What do you think of when I mention Uganda?
If you’re like many of the people who I spoke to before I left, you think of the Ebola virus, Idi Amin and some war that’s being waged. The reality of present-day Uganda should bring to mind a colorful, lush landscape with one of the most diverse populations of birds and mammals in the world.
With more than 1000 species of birds, 342 species of mammals and more than 10 species of primates (including our next of kin the chimps and gorillas), Uganda sits the Great Rift Valley near the origin of mankind. Idi Amin is dead, and has not been in Uganda for more than 25 years so it’s time to update your imagination.

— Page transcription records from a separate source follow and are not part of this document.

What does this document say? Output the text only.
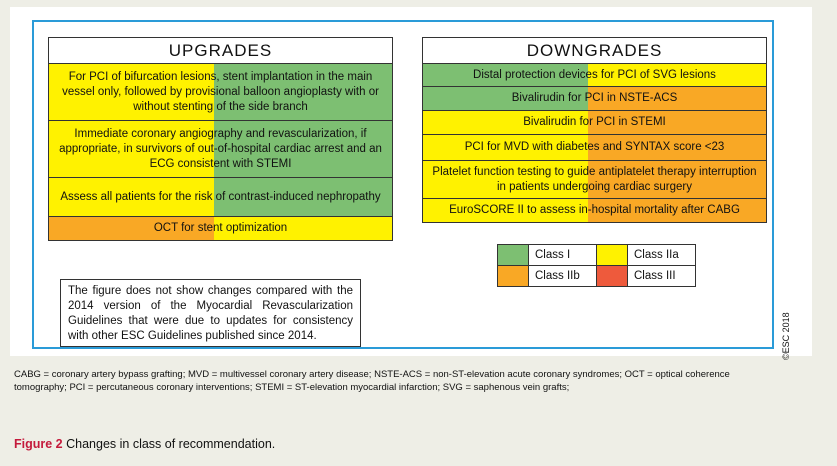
UPGRADES
For PCI of bifurcation lesions, stent implantation in the main vessel only, followed by provisional balloon angioplasty with or without stenting of the side branch
Immediate coronary angiography and revascularization, if appropriate, in survivors of out-of-hospital cardiac arrest and an ECG consistent with STEMI
Assess all patients for the risk of contrast-induced nephropathy
OCT for stent optimization
DOWNGRADES
Distal protection devices for PCI of SVG lesions
Bivalirudin for PCI in NSTE-ACS
Bivalirudin for PCI in STEMI
PCI for MVD with diabetes and SYNTAX score <23
Platelet function testing to guide antiplatelet therapy interruption in patients undergoing cardiac surgery
EuroSCORE II to assess in-hospital mortality after CABG
	Class I		Class IIa
	Class IIb		Class III
The figure does not show changes compared with the 2014 version of the Myocardial Revascularization Guidelines that were due to updates for consistency with other ESC Guidelines published since 2014.	©ESC 2018
CABG = coronary artery bypass grafting; MVD = multivessel coronary artery disease; NSTE-ACS = non-ST-elevation acute coronary syndromes; OCT = optical coherence tomography; PCI = percutaneous coronary interventions; STEMI = ST-elevation myocardial infarction; SVG = saphenous vein grafts;
Figure 2 Changes in class of recommendation.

Below are some helpful photos that I took today in the Botanical Garden in Entebbe. I leave tomorrow for the Budungo Forest and will continue to post more in the next two weeks.
Entebbe Botanical Garden
We saw a family of Colobus Monkeys playing with the young ones jumping off a large tree and then eating leaves in a nearby bush. Clearly they saw this as a game as their father stood watch.
We saw more than 20 species of odd birds, including Ibis, Grey Kestrel, Grey Parrots, Weavers bathing in a stream, and Horn Bills who kept sweeping over us with wings sounding like a stalled car engine. Then there were the many other bright orange and red birds, iridescent grackles and tiny slow-motion hummingbirds that I couldn’t identify.
At one point we walked into a vortex of bird songs whose chorus continued until we pulled ourselves away 15 minutes later. I believe they were celebrating the suddenly bold mid-afternoon sun.
Next time someone mentions Uganda you should think of a lush landscape of deep red roads, gorillas and chimpanzees, storks sitting on the roof, monkeys and prehistoric birds joining a chorus of afternoon sounds. If you want one image take away, make it the Shoebill, a strange prehistoric bird related to the Pelican shown in the photo at the top of this post. Though I haven’t spotted him yet, he is on my list and I know I will see him by the end of my journey.